Analysis of Mutant Constructs of Human BIK and their Interaction with KSHV vBCL‐2

Abstract

Kaposi's sarcoma‐associated herpesvirus (KSHV) is a skin cancer caused by a gamma‐ herpesvirus.The virus is a “tumor” transforming virus and thus often leads to cancer in the infected patient. Its association with AIDS over the past two decades has brought increased attention to the roll viral infection plays in the evolution of cancer. KSHV has been shown to interfere in one major pathway that controls cell growth, the apoptotic pathway, important for the maintenance of normal growth and development. Viruses require a live cell for survival and have evolved a mechanism to interfere with apoptosis to create immortal cell hosts. The virus expresses a protein, vBCL‐2 that interferes with pro‐apoptotic proteins and promotes tumor growth. This viral protein is a functional homology of the human Bcl2 protein and has been shown to interact with several BH3 domain containing family members. Previously we had identified an interaction between the KSHV vBcl2 protein and the human BH3 domain containing protein, BIK using the Yeast Two Hybrid System.
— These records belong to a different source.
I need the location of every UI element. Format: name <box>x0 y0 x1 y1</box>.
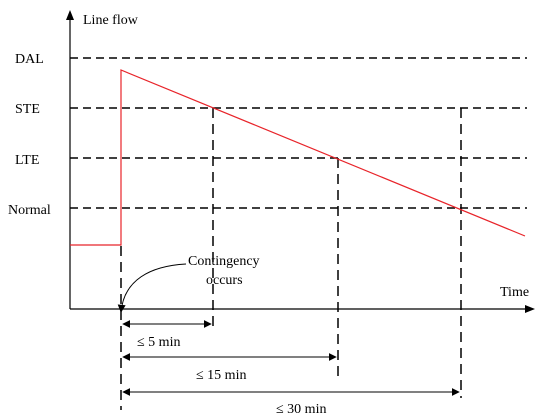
x-axis-label: Time <box>500 285 529 300</box>
x-axis-arrowhead <box>525 305 535 313</box>
level-label-ste: STE <box>15 102 40 117</box>
interval-label-normal: ≤ 30 min <box>276 402 326 416</box>
level-label-dal: DAL <box>15 52 44 67</box>
level-label-lte: LTE <box>15 153 39 168</box>
y-axis-arrowhead <box>66 10 74 20</box>
annotation-line1: Contingency <box>188 254 260 269</box>
level-label-normal: Normal <box>8 203 51 218</box>
contingency-pointer-arrow <box>117 263 187 313</box>
interval-label-ste: ≤ 5 min <box>137 335 180 350</box>
annotation-line2: occurs <box>206 273 243 288</box>
interval-label-lte: ≤ 15 min <box>196 368 246 383</box>
y-axis-label: Line flow <box>83 13 139 28</box>
line-flow-trace <box>70 69 526 246</box>
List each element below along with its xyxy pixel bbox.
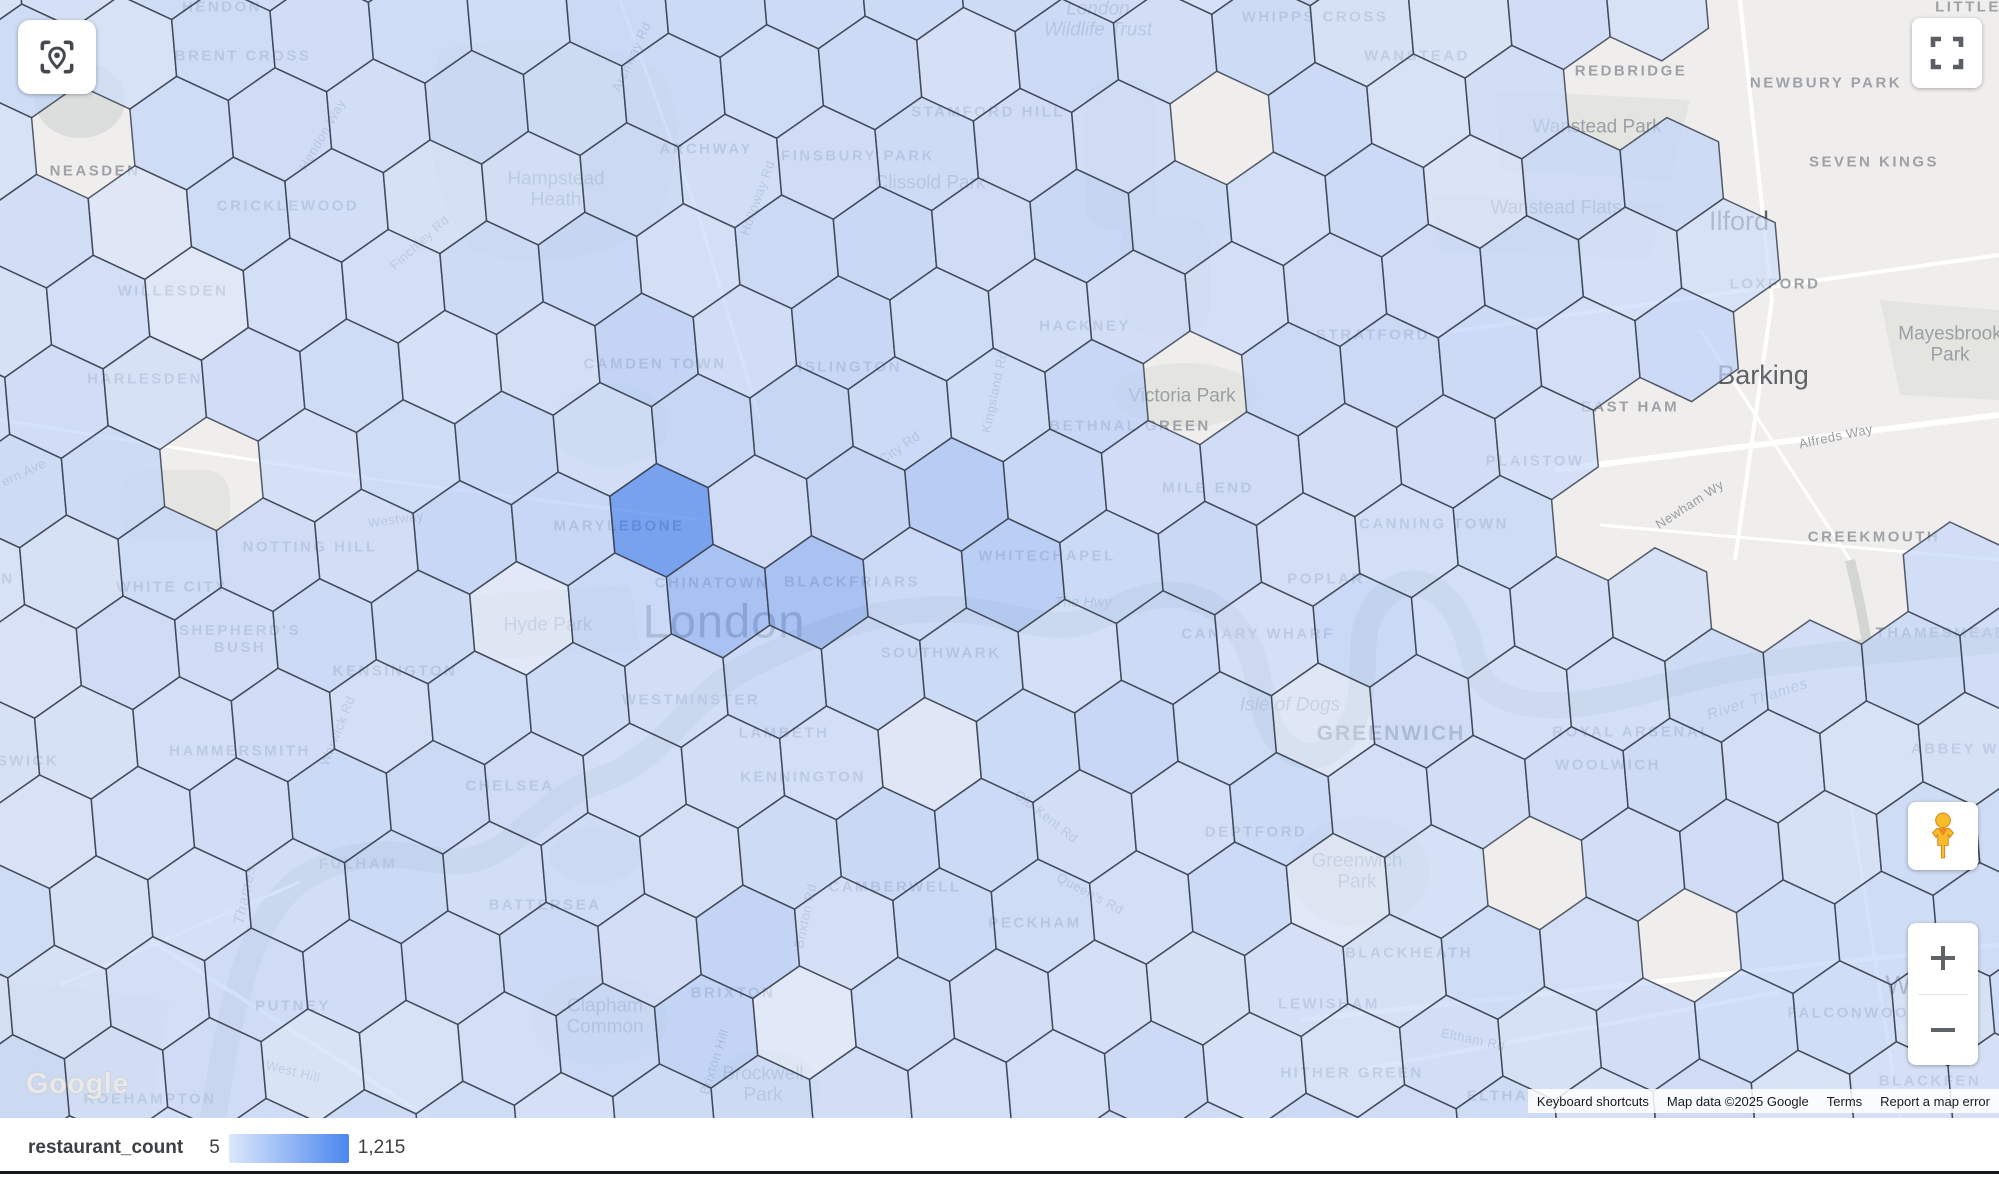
- hexbin-overlay[interactable]: [0, 0, 1999, 1118]
- plus-icon: [1931, 946, 1955, 971]
- hex-bin[interactable]: [219, 1097, 322, 1119]
- locate-pin-icon: [40, 40, 74, 74]
- hex-bin[interactable]: [1605, 0, 1710, 62]
- keyboard-shortcuts-button[interactable]: Keyboard shortcuts: [1527, 1089, 1658, 1113]
- zoom-in-button[interactable]: [1908, 923, 1978, 994]
- legend-min-value: 5: [209, 1137, 220, 1158]
- hex-bin[interactable]: [1988, 944, 1999, 1058]
- legend-bar: restaurant_count 5 1,215: [0, 1118, 1999, 1178]
- locate-button[interactable]: [18, 20, 96, 94]
- report-map-error-link[interactable]: Report a map error: [1871, 1089, 1999, 1113]
- zoom-divider: [1918, 993, 1968, 995]
- legend-field-name: restaurant_count: [28, 1137, 184, 1158]
- fullscreen-button[interactable]: [1912, 18, 1982, 88]
- hex-bin[interactable]: [1959, 603, 1999, 717]
- zoom-control: [1908, 923, 1978, 1065]
- zoom-out-button[interactable]: [1908, 995, 1978, 1066]
- fullscreen-icon: [1930, 36, 1964, 70]
- map-canvas[interactable]: LondonHENDONBRENT CROSSNEASDENCRICKLEWOO…: [0, 0, 1999, 1118]
- map-data-text: Map data ©2025 Google: [1657, 1089, 1818, 1113]
- hex-bin[interactable]: [1161, 1101, 1264, 1118]
- minus-icon: [1931, 1027, 1955, 1032]
- hex-bin[interactable]: [0, 0, 23, 37]
- google-logo: Google: [26, 1068, 129, 1100]
- legend-max-value: 1,215: [357, 1137, 406, 1158]
- hex-bin[interactable]: [23, 1114, 126, 1118]
- hex-bin[interactable]: [1063, 1109, 1166, 1119]
- pegman-icon: [1931, 812, 1955, 859]
- map-attribution: Keyboard shortcuts Map data ©2025 Google T…: [1527, 1089, 1999, 1113]
- terms-link[interactable]: Terms: [1817, 1089, 1872, 1113]
- hex-bin[interactable]: [121, 1106, 224, 1118]
- pegman-button[interactable]: [1908, 802, 1978, 870]
- hex-bin[interactable]: [1634, 287, 1740, 403]
- hex-bin[interactable]: [0, 94, 38, 208]
- window-bottom-edge: [0, 1171, 1999, 1174]
- legend-gradient-swatch: [228, 1133, 349, 1163]
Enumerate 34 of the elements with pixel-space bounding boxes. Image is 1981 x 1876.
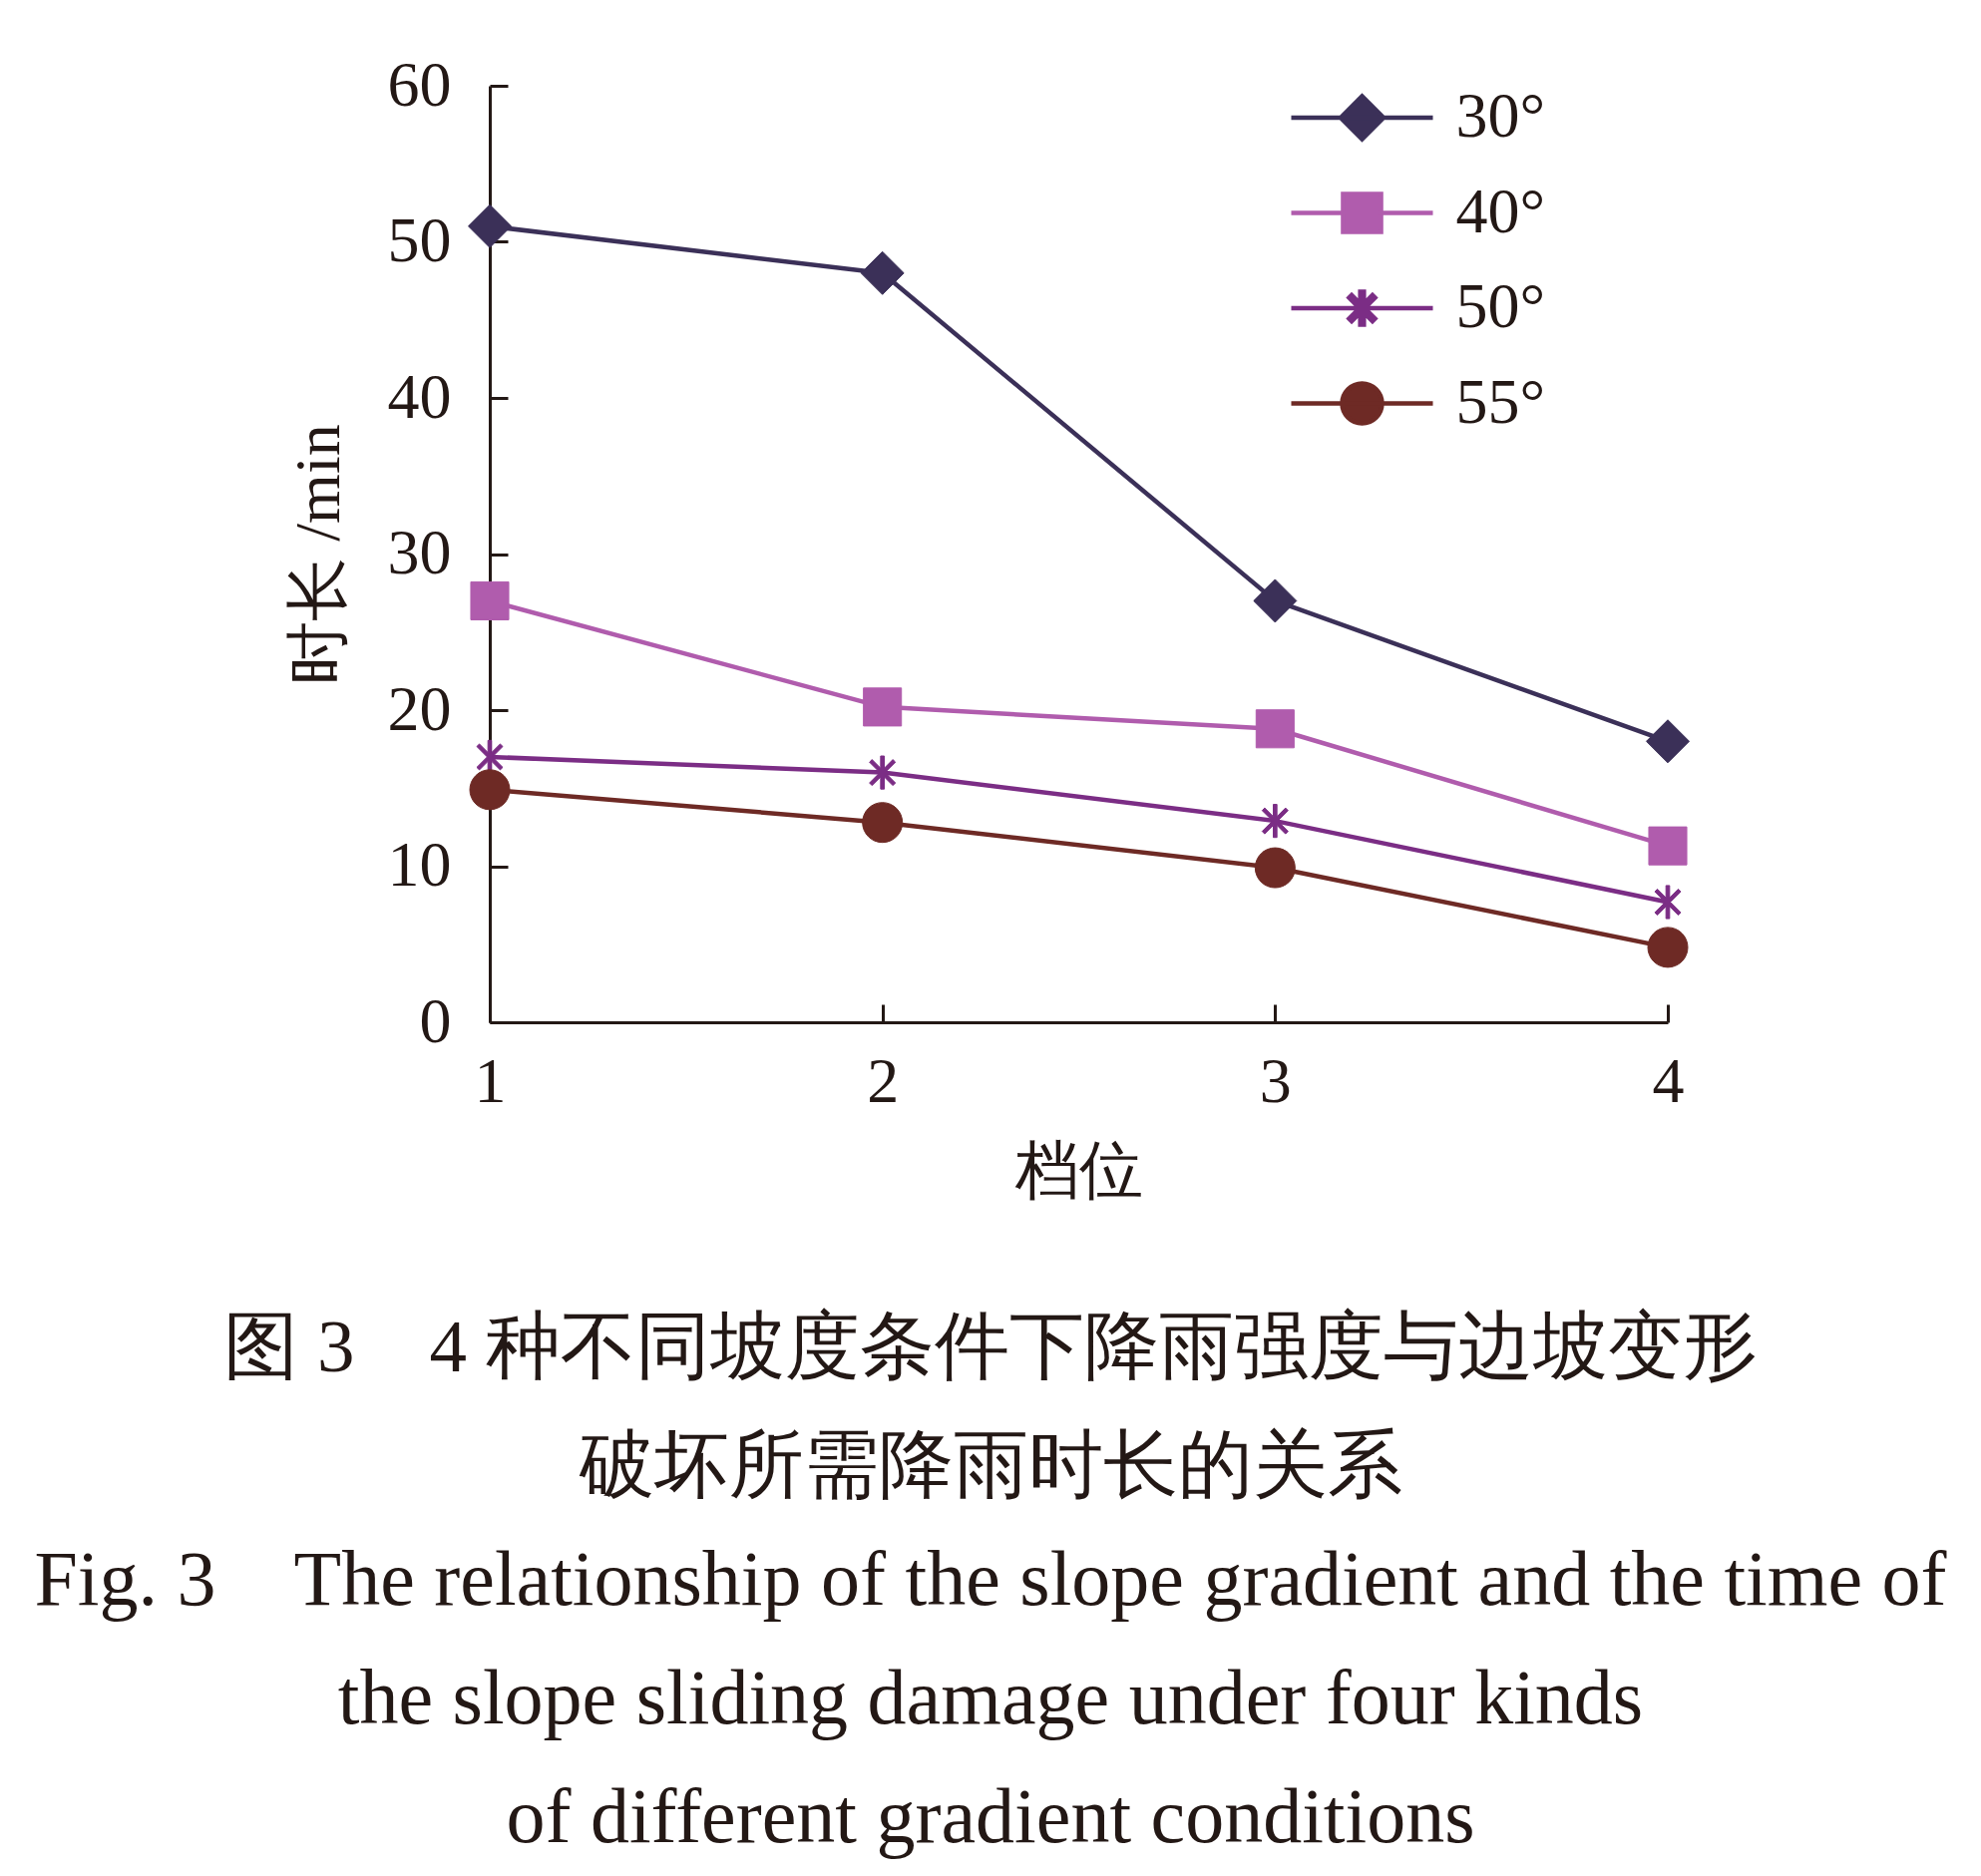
legend-label: 50° [1455, 270, 1546, 341]
x-tick-label: 1 [474, 1044, 507, 1116]
legend-label: 55° [1455, 365, 1546, 437]
x-tick-label: 3 [1259, 1044, 1292, 1116]
point [470, 580, 510, 620]
point [1261, 804, 1289, 839]
x-axis-title: 档位 [1014, 1134, 1143, 1206]
point [1645, 719, 1691, 764]
point [1654, 885, 1682, 920]
caption: 图 3 4 种不同坡度条件下降雨强度与边坡变形破坏所需降雨时长的关系 [223, 1305, 1758, 1506]
y-axis-title: 时长 /min [281, 424, 353, 685]
point [862, 802, 904, 844]
y-tick-label: 10 [387, 829, 452, 900]
y-tick-label: 20 [387, 672, 452, 744]
point [860, 250, 905, 295]
legend-label: 40° [1455, 175, 1546, 246]
y-tick-label: 0 [419, 984, 452, 1056]
y-tick-label: 40 [387, 360, 452, 432]
point [1253, 578, 1298, 623]
point [1254, 847, 1296, 889]
point [469, 769, 511, 811]
y-tick-label: 30 [387, 517, 452, 587]
point [1648, 826, 1688, 866]
caption: Fig. 3 The relationship of the slope gradient and the time of the slope sliding damage under four kinds of different gradient conditions [34, 1535, 1947, 1859]
x-tick-label: 2 [867, 1044, 900, 1116]
point [869, 755, 897, 790]
y-tick-label: 60 [387, 48, 452, 120]
legend-label: 30° [1455, 80, 1546, 151]
x-tick-label: 4 [1652, 1044, 1685, 1116]
point [467, 203, 513, 248]
point [1255, 709, 1295, 749]
point [1647, 927, 1689, 968]
point [863, 687, 903, 727]
y-tick-label: 50 [387, 204, 452, 275]
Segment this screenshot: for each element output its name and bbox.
Current studies have demonstrated critical residues in the BH3 domain of the host Bcl2 family member, BAK, that are critical for vBcl2 interaction. We generated mutants with amino acid substitutions in homologous residues in the BH3 domain of the BIK protein to elucidate the binding interface in this interaction. Using the yeast two hybrid (Y2H) assay and biochemical methods, we analyzed the effect the mutations had on the vBcl2‐hBIK interaction. Identification of the critical amino acid residues in the BH3 domain of BIK will provide valuable insight into the mechanism of viral invasion of the cell and aid in the development of drug targets to prevent tumor development.